FDA seems to agree that drug makers need the freedom to choose security techniques that best suit their products. Benjamin England, FDA's regulatory counsel to the associate commissioner for regulatory affairs, has already taken steps toward forging an agency-industry working group. The group's goal will be to devise voluntary guidelines for incorporating anticounterfeiting, antidiversion, and antitampering elements into packaging. The agency plans to announce the working group in the Federal Register this winter. "We need to build security and tampering controls into the product itself," England says. To do so, "we need FDA and industry to work together to gather information."

FDA has already started some of the research. The agency has invited in different "groups that offer complex solutions for distribution and inventory control," such as bar coding systems, radio-frequency identification systems, and technologies such as x-ray and NIR to identify the drug without opening packaging. To combat security risks, "the layering of systems is necessary," England explains.
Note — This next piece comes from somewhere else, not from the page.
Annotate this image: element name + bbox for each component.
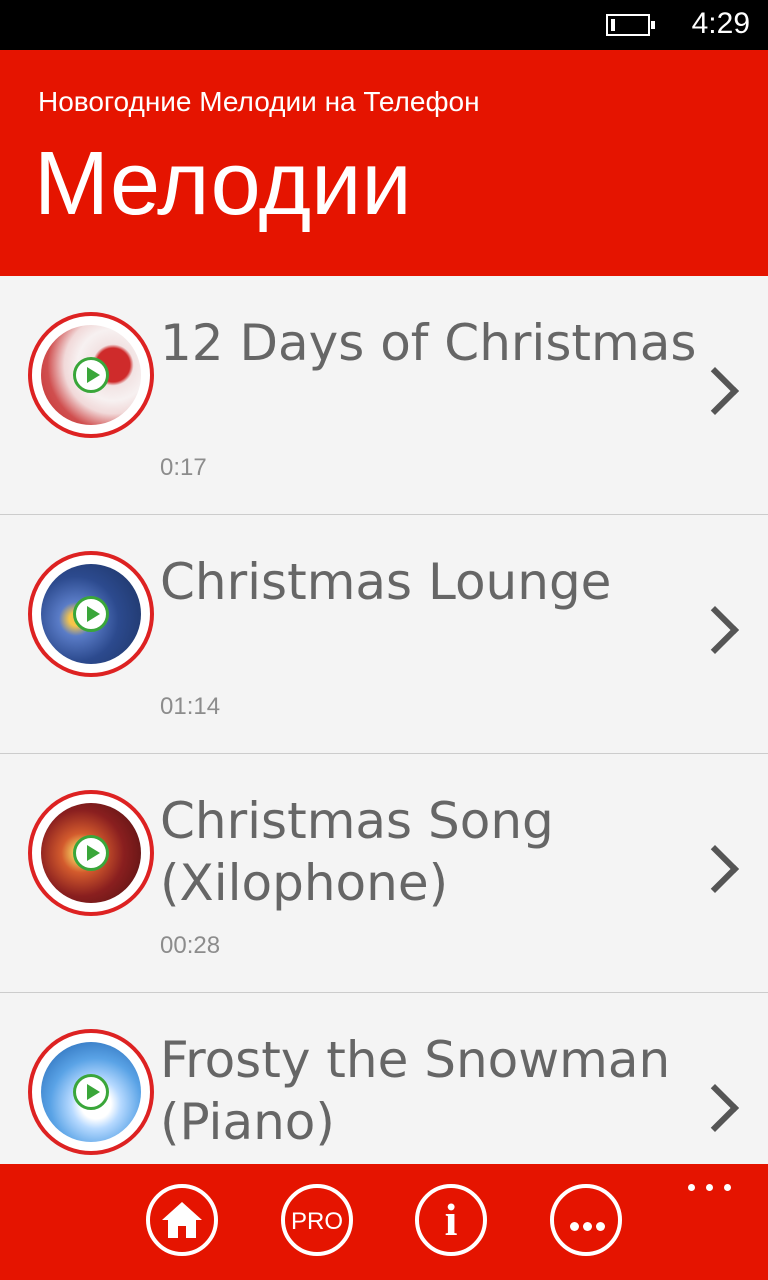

"The agency does a great job up until the packaging," says Scheer. "But after the packaging, they really leave it totally up to the pharmaceutical companies." Regulations would certainly force firms to put security elements like holograms to work. And if such elements were in wider use, counterfeiters and diverters would have a much harder job. However, requiring every drug manufacturer to follow a cookie-cutter approach to product security ignores unique product requirements, and it may even tip off criminals on what to copy or remove. Rather than regulate, FDA should communicate with industry. Fortunately, FDA's England is working to encourage that dialogue.